Photographer and filmmaker Danielle Levitt has been busy exploring youth’s far flung corners for years. By shifting from photographing subculture to bonafide filmmaking she’s able to bring her images to life. “I‘m finally able to let my subjects tell their own unique stories. It’s not easy in a photograph, but in film they can share their lives and hopefully that draws you in,” she explains. With a rap sheet including a high voltage performance from Rick Owens’ step team and a confession cam-style moment with transgender teens, Levitt’s acumen for capturing the often under-wraps intimacy in society’s fringe dwellers is irrefutable. Here, we pay homage to the auteur with three of her most powerful Dazed archive moments as she takes on this week's Dazed Visionary title with her intimate portrait of Atlantan rapper Raury.

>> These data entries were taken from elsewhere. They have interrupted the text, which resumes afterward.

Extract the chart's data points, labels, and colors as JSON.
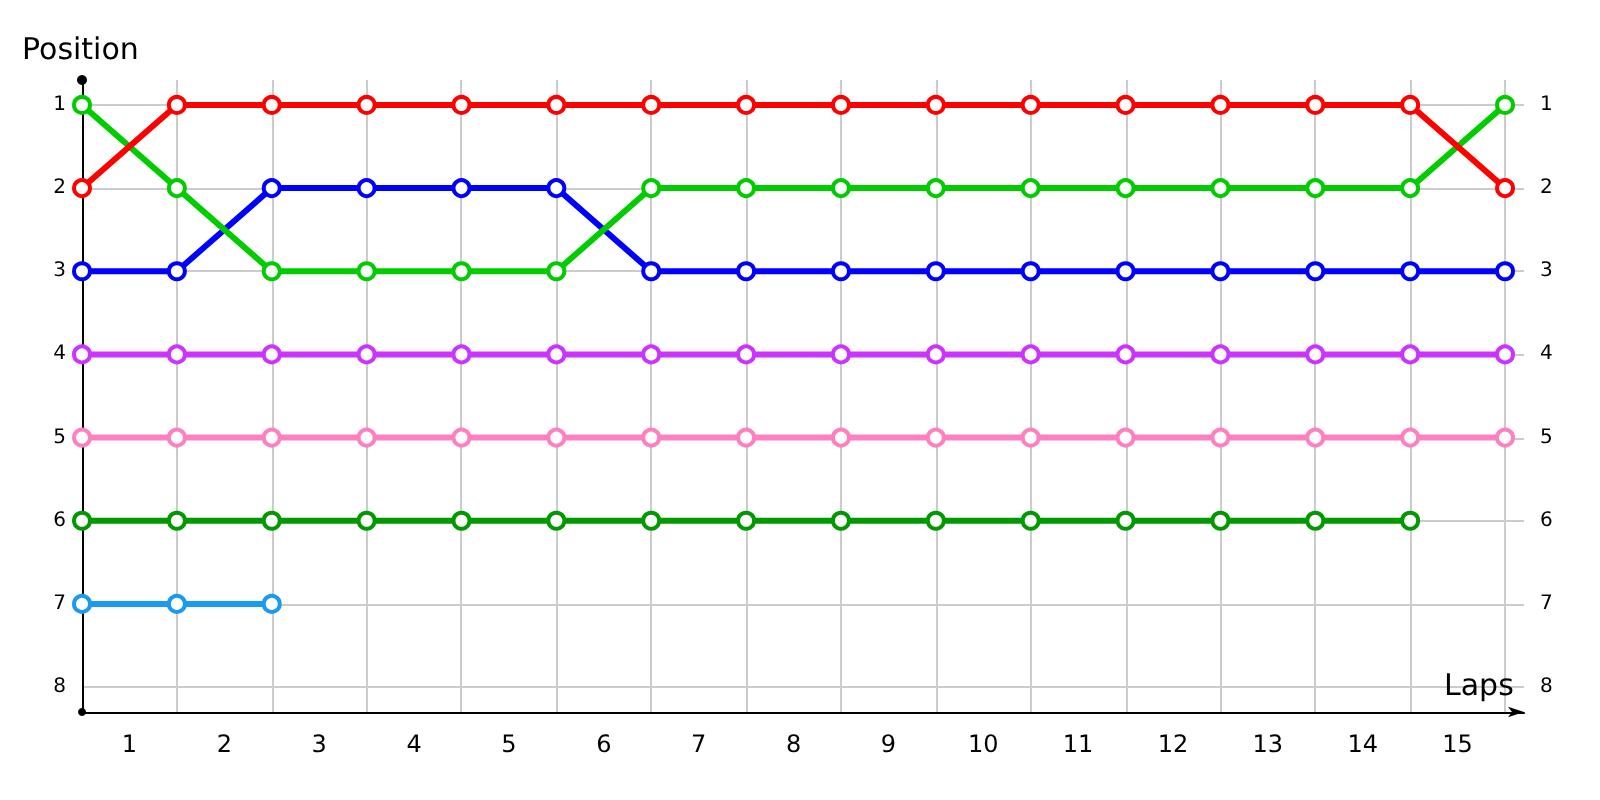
{
  "chart_data": {
    "type": "line",
    "xlabel": "Laps",
    "ylabel": "Position",
    "x": [
      0,
      1,
      2,
      3,
      4,
      5,
      6,
      7,
      8,
      9,
      10,
      11,
      12,
      13,
      14,
      15
    ],
    "xlim": [
      0,
      15.2
    ],
    "xticks": [
      {
        "value": 0,
        "label": null
      },
      {
        "value": 0.5,
        "label": "1"
      },
      {
        "value": 1,
        "label": null
      },
      {
        "value": 1.5,
        "label": "2"
      },
      {
        "value": 2,
        "label": null
      },
      {
        "value": 2.5,
        "label": "3"
      },
      {
        "value": 3,
        "label": null
      },
      {
        "value": 3.5,
        "label": "4"
      },
      {
        "value": 4,
        "label": null
      },
      {
        "value": 4.5,
        "label": "5"
      },
      {
        "value": 5,
        "label": null
      },
      {
        "value": 5.5,
        "label": "6"
      },
      {
        "value": 6,
        "label": null
      },
      {
        "value": 6.5,
        "label": "7"
      },
      {
        "value": 7,
        "label": null
      },
      {
        "value": 7.5,
        "label": "8"
      },
      {
        "value": 8,
        "label": null
      },
      {
        "value": 8.5,
        "label": "9"
      },
      {
        "value": 9,
        "label": null
      },
      {
        "value": 9.5,
        "label": "10"
      },
      {
        "value": 10,
        "label": null
      },
      {
        "value": 10.5,
        "label": "11"
      },
      {
        "value": 11,
        "label": null
      },
      {
        "value": 11.5,
        "label": "12"
      },
      {
        "value": 12,
        "label": null
      },
      {
        "value": 12.5,
        "label": "13"
      },
      {
        "value": 13,
        "label": null
      },
      {
        "value": 13.5,
        "label": "14"
      },
      {
        "value": 14,
        "label": null
      },
      {
        "value": 14.5,
        "label": "15"
      },
      {
        "value": 15,
        "label": null
      }
    ],
    "ylim": [
      8.3,
      0.7
    ],
    "yticks": [
      1,
      2,
      3,
      4,
      5,
      6,
      7,
      8
    ],
    "y2lim": [
      8.3,
      0.7
    ],
    "y2ticks": [
      1,
      2,
      3,
      4,
      5,
      6,
      7,
      8
    ],
    "grid": true,
    "marker": "circle",
    "line_style": "solid",
    "series": [
      {
        "color": "#ff0000",
        "values": [
          2,
          1,
          1,
          1,
          1,
          1,
          1,
          1,
          1,
          1,
          1,
          1,
          1,
          1,
          1,
          2
        ]
      },
      {
        "color": "#00cc00",
        "values": [
          1,
          2,
          3,
          3,
          3,
          3,
          2,
          2,
          2,
          2,
          2,
          2,
          2,
          2,
          2,
          1
        ]
      },
      {
        "color": "#0000ff",
        "values": [
          3,
          3,
          2,
          2,
          2,
          2,
          3,
          3,
          3,
          3,
          3,
          3,
          3,
          3,
          3,
          3
        ]
      },
      {
        "color": "#cc33ff",
        "values": [
          4,
          4,
          4,
          4,
          4,
          4,
          4,
          4,
          4,
          4,
          4,
          4,
          4,
          4,
          4,
          4
        ]
      },
      {
        "color": "#ff80c0",
        "values": [
          5,
          5,
          5,
          5,
          5,
          5,
          5,
          5,
          5,
          5,
          5,
          5,
          5,
          5,
          5,
          5
        ]
      },
      {
        "color": "#009900",
        "values": [
          6,
          6,
          6,
          6,
          6,
          6,
          6,
          6,
          6,
          6,
          6,
          6,
          6,
          6,
          6,
          null
        ]
      },
      {
        "color": "#1a9af0",
        "values": [
          7,
          7,
          7,
          null,
          null,
          null,
          null,
          null,
          null,
          null,
          null,
          null,
          null,
          null,
          null,
          null
        ]
      }
    ]
  }
}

For the uninitiated, Rick Owens’ assault on the SS14 shows delivered a highly charged performance of ‘grit face’ and rhythmic stomping, as American step team ‘Team Vicious’, clad in the designer’s monochromatic palette, descended on his Paris runway. The designer cast aside catwalk tradition to deliver a heart-in-throat performance by bringing the esoteric dance movement to fashion’s forefront. Team Vicious reprised their roles in Owens’ dark army for Dazed’s aptly titled The Outsiders spring/summer 2014 issue, styled by Emma Wyman and shot by Levitt. In a Dazed original film and photoshoot, Levitt captured the steppers’ exponential ritualistic dance. “It wasn’t hard to document these women – they’re incredibly fierce and bold. I simply served as a mirror that reflected their already existing power and determination. It was one of the more important experiences I’ve had,” she reveals.

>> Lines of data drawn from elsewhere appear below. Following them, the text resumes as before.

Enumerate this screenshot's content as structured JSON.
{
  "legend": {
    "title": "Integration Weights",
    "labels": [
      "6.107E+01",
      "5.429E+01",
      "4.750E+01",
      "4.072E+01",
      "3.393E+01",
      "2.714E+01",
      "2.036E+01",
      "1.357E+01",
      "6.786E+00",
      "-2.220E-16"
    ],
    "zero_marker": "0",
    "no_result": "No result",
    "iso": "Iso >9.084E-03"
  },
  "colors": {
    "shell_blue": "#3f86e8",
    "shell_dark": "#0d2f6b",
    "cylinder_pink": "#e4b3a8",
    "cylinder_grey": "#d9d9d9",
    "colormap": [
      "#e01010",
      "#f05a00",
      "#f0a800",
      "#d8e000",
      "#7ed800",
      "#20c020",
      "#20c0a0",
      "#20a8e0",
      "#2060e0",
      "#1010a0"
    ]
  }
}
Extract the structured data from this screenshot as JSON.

Navigating the bitchy, heartbreaking waters of high school isn’t easy for even the most ordinary of students. However, that coming of age for the four transgender Latino teens, featured in Levitt’s shoot for Dazed’s June 2010 issue, is incomparable. “It takes a lot of guts to be transgendered. It’s dangerous,” revealed a 17-year old Angie in a poignant post-shoot interview captured on film. Levitt’s no-frills and deeply intimate portrait of the girls is a paean to the quartet’s unflinchingly honest stories. “I hope to approach my subjects with objectivity,” Levitt explains, “but telling Angie’s story was hard. I hadn’t met someone so young who had done so much to change their identity, and I hated that it was a struggle for her”. From contemplating suicide to leaving schools, peers and families behind, Levitt enables the girls to reveal their quest for a slice of normalcy.

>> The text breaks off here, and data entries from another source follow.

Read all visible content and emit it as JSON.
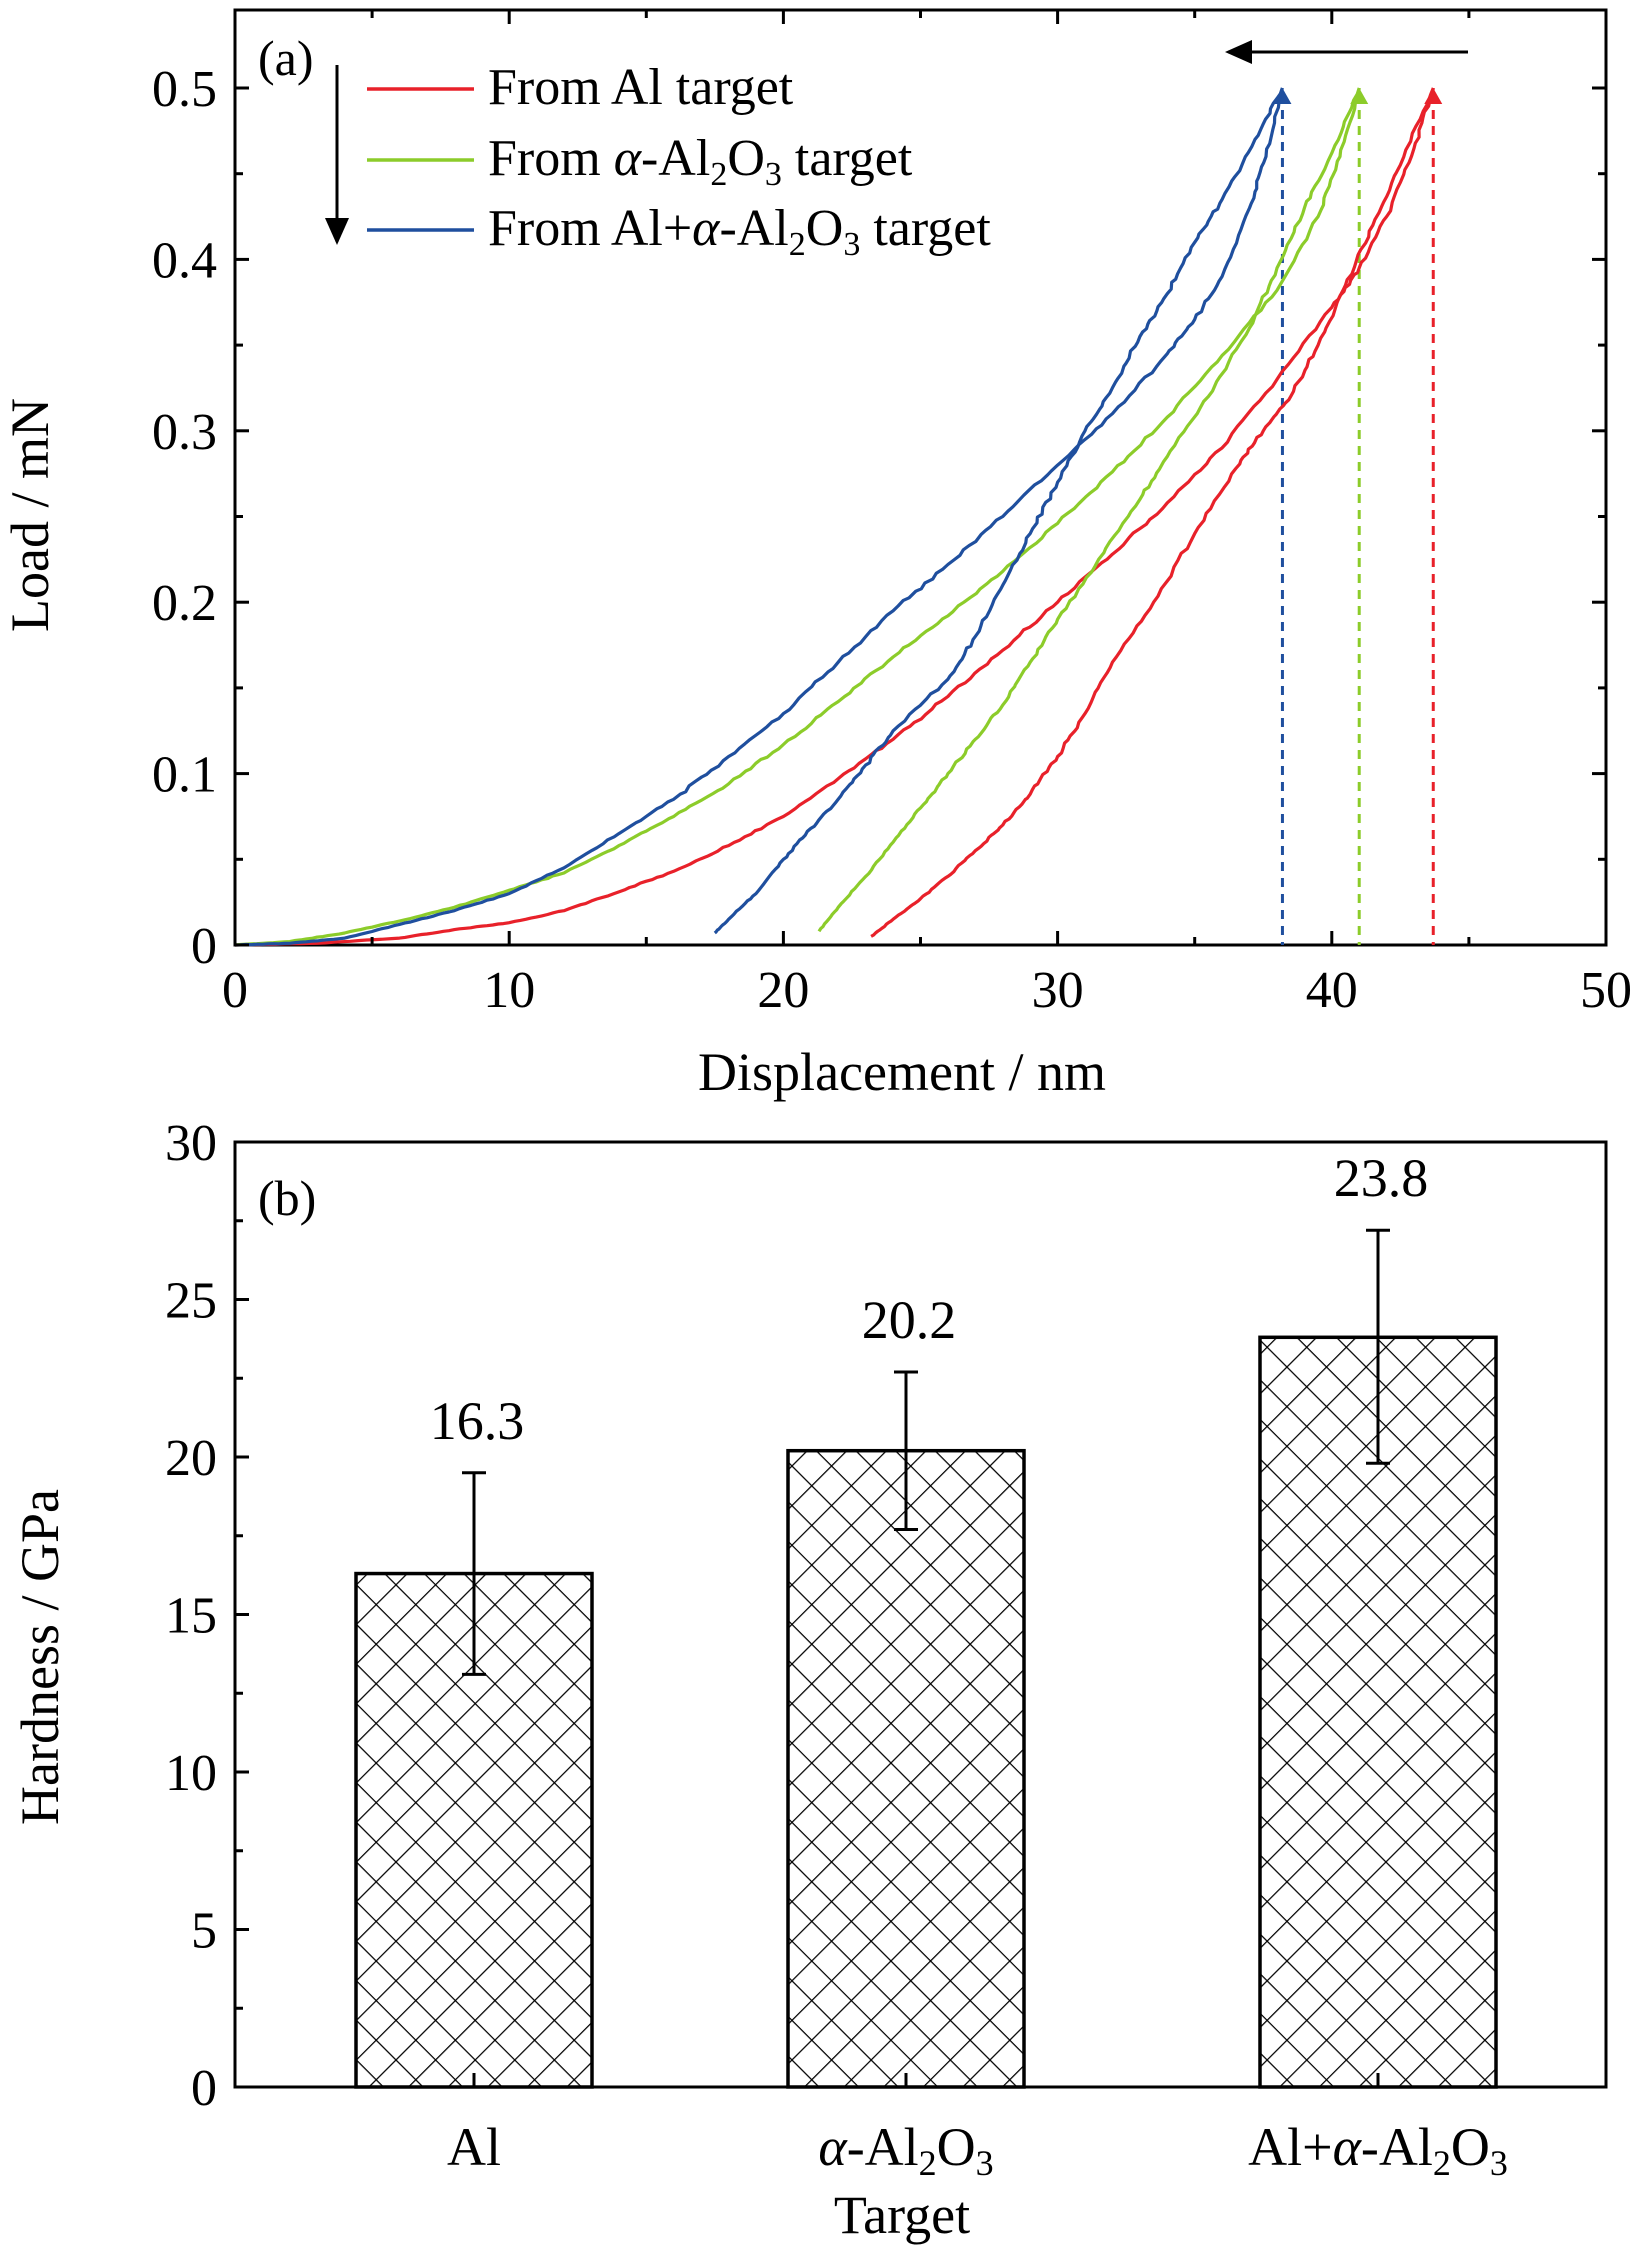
{
  "colors": {
    "red": "#e8212a",
    "green": "#8ccc2a",
    "blue": "#1f4f9e",
    "axis": "#000000"
  },
  "chart_data": [
    {
      "panel_label": "(a)",
      "type": "line",
      "xlabel": "Displacement / nm",
      "ylabel": "Load / mN",
      "xlim": [
        0,
        50
      ],
      "ylim": [
        0,
        0.5
      ],
      "xticks": [
        0,
        10,
        20,
        30,
        40,
        50
      ],
      "yticks": [
        0,
        0.1,
        0.2,
        0.3,
        0.4,
        0.5
      ],
      "xtick_labels": [
        "0",
        "10",
        "20",
        "30",
        "40",
        "50"
      ],
      "ytick_labels": [
        "0",
        "0.1",
        "0.2",
        "0.3",
        "0.4",
        "0.5"
      ],
      "legend_position": "top",
      "annotations": [
        "loading direction arrow (down)",
        "unloading direction arrow (left)"
      ],
      "series": [
        {
          "name": "From Al target",
          "legend_parts": [
            "From Al target"
          ],
          "color": "#e8212a",
          "peak": [
            43.7,
            0.5
          ],
          "loading": [
            [
              0,
              0
            ],
            [
              3,
              0.001
            ],
            [
              6,
              0.004
            ],
            [
              8,
              0.009
            ],
            [
              10,
              0.013
            ],
            [
              12,
              0.02
            ],
            [
              14,
              0.031
            ],
            [
              16,
              0.043
            ],
            [
              18,
              0.058
            ],
            [
              20,
              0.075
            ],
            [
              22,
              0.097
            ],
            [
              24,
              0.12
            ],
            [
              26,
              0.145
            ],
            [
              28,
              0.172
            ],
            [
              30,
              0.2
            ],
            [
              32,
              0.228
            ],
            [
              34,
              0.258
            ],
            [
              36,
              0.29
            ],
            [
              38,
              0.33
            ],
            [
              40,
              0.372
            ],
            [
              41,
              0.395
            ],
            [
              42,
              0.425
            ],
            [
              43,
              0.465
            ],
            [
              43.7,
              0.5
            ]
          ],
          "unloading": [
            [
              43.7,
              0.5
            ],
            [
              42.5,
              0.455
            ],
            [
              41.5,
              0.42
            ],
            [
              40.5,
              0.385
            ],
            [
              39.5,
              0.35
            ],
            [
              38.5,
              0.32
            ],
            [
              37.5,
              0.3
            ],
            [
              36.5,
              0.278
            ],
            [
              35,
              0.24
            ],
            [
              33.5,
              0.2
            ],
            [
              32,
              0.165
            ],
            [
              31,
              0.135
            ],
            [
              30,
              0.11
            ],
            [
              29,
              0.088
            ],
            [
              28,
              0.07
            ],
            [
              27,
              0.055
            ],
            [
              26,
              0.04
            ],
            [
              25,
              0.027
            ],
            [
              24,
              0.015
            ],
            [
              23.2,
              0.005
            ]
          ]
        },
        {
          "name": "From α-Al2O3 target",
          "legend_parts": [
            "From ",
            "α",
            "-Al",
            "2",
            "O",
            "3",
            " target"
          ],
          "color": "#8ccc2a",
          "peak": [
            41.0,
            0.5
          ],
          "loading": [
            [
              0,
              0
            ],
            [
              2,
              0.002
            ],
            [
              4,
              0.007
            ],
            [
              6,
              0.014
            ],
            [
              8,
              0.022
            ],
            [
              10,
              0.032
            ],
            [
              12,
              0.042
            ],
            [
              14,
              0.058
            ],
            [
              16,
              0.075
            ],
            [
              18,
              0.094
            ],
            [
              20,
              0.117
            ],
            [
              22,
              0.142
            ],
            [
              24,
              0.168
            ],
            [
              26,
              0.192
            ],
            [
              28,
              0.218
            ],
            [
              30,
              0.246
            ],
            [
              32,
              0.276
            ],
            [
              34,
              0.308
            ],
            [
              36,
              0.344
            ],
            [
              38,
              0.382
            ],
            [
              39.5,
              0.425
            ],
            [
              40.3,
              0.46
            ],
            [
              41,
              0.5
            ]
          ],
          "unloading": [
            [
              41,
              0.5
            ],
            [
              40,
              0.462
            ],
            [
              39,
              0.43
            ],
            [
              38,
              0.395
            ],
            [
              37,
              0.36
            ],
            [
              35.5,
              0.32
            ],
            [
              34,
              0.285
            ],
            [
              33,
              0.26
            ],
            [
              31.5,
              0.225
            ],
            [
              30,
              0.19
            ],
            [
              29,
              0.165
            ],
            [
              28,
              0.14
            ],
            [
              27,
              0.12
            ],
            [
              26,
              0.1
            ],
            [
              25,
              0.08
            ],
            [
              24,
              0.06
            ],
            [
              23,
              0.04
            ],
            [
              22,
              0.022
            ],
            [
              21.3,
              0.008
            ]
          ]
        },
        {
          "name": "From Al+α-Al2O3 target",
          "legend_parts": [
            "From Al+",
            "α",
            "-Al",
            "2",
            "O",
            "3",
            " target"
          ],
          "color": "#1f4f9e",
          "peak": [
            38.2,
            0.5
          ],
          "loading": [
            [
              0,
              0
            ],
            [
              2,
              0.001
            ],
            [
              4,
              0.004
            ],
            [
              6,
              0.012
            ],
            [
              8,
              0.02
            ],
            [
              10,
              0.03
            ],
            [
              12,
              0.045
            ],
            [
              14,
              0.065
            ],
            [
              16,
              0.085
            ],
            [
              18,
              0.11
            ],
            [
              20,
              0.135
            ],
            [
              22,
              0.165
            ],
            [
              24,
              0.195
            ],
            [
              26,
              0.222
            ],
            [
              28,
              0.25
            ],
            [
              30,
              0.28
            ],
            [
              32,
              0.31
            ],
            [
              34,
              0.345
            ],
            [
              35,
              0.365
            ],
            [
              36,
              0.39
            ],
            [
              37,
              0.43
            ],
            [
              37.6,
              0.46
            ],
            [
              38.2,
              0.5
            ]
          ],
          "unloading": [
            [
              38.2,
              0.5
            ],
            [
              37.2,
              0.47
            ],
            [
              36,
              0.435
            ],
            [
              35,
              0.41
            ],
            [
              34,
              0.38
            ],
            [
              33,
              0.355
            ],
            [
              32,
              0.325
            ],
            [
              31,
              0.3
            ],
            [
              30,
              0.27
            ],
            [
              29,
              0.24
            ],
            [
              28,
              0.21
            ],
            [
              27,
              0.18
            ],
            [
              26,
              0.155
            ],
            [
              24,
              0.125
            ],
            [
              23,
              0.105
            ],
            [
              22,
              0.085
            ],
            [
              21,
              0.068
            ],
            [
              20,
              0.05
            ],
            [
              19,
              0.03
            ],
            [
              18,
              0.015
            ],
            [
              17.5,
              0.007
            ]
          ]
        }
      ]
    },
    {
      "panel_label": "(b)",
      "type": "bar",
      "xlabel": "Target",
      "ylabel": "Hardness / GPa",
      "ylim": [
        0,
        30
      ],
      "yticks": [
        0,
        5,
        10,
        15,
        20,
        25,
        30
      ],
      "ytick_labels": [
        "0",
        "5",
        "10",
        "15",
        "20",
        "25",
        "30"
      ],
      "grid": false,
      "fill_pattern": "crosshatch",
      "categories": [
        {
          "label": "Al",
          "parts": [
            "Al"
          ]
        },
        {
          "label": "α-Al2O3",
          "parts": [
            "α",
            "-Al",
            "2",
            "O",
            "3"
          ]
        },
        {
          "label": "Al+α-Al2O3",
          "parts": [
            "Al+",
            "α",
            "-Al",
            "2",
            "O",
            "3"
          ]
        }
      ],
      "values": [
        16.3,
        20.2,
        23.8
      ],
      "value_labels": [
        "16.3",
        "20.2",
        "23.8"
      ],
      "errors_low": [
        13.1,
        17.7,
        19.8
      ],
      "errors_high": [
        19.5,
        22.7,
        27.2
      ]
    }
  ]
}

In 2010, Levitt immortalised teenage gang The Crimson Wolf Pack in a three-part snapshot, featuring members Tabby, Wolfie and Jacey. Albeit living more familial than riotous, it’s their penchant for a real fur tail pinned to their jackets and a deep bond that bestows them their name. Providing a compelling peek into the angsty teens that Levitt seeks out, the films kick off with leader of the pack, 18-year old Wolfie Blackheart. “Wolfie is quite possibly the most unique character I’ve met,” admits Levitt. “As a youth she was different; more comfortable with animals and the full moon than her traditional family”. The pack’s worship of Wolfie as an alpha female is an obvious focus but by series end the message boils down to something more palpable. “Showing little vulnerability Wolfie provided a place for others to feel safe,” continues Levitt. A maternal figure nurturing her cubs, a band of outsiders, who turn to their adopted pack rather than their biological family, something that can resonate with anyone, part wolf or not.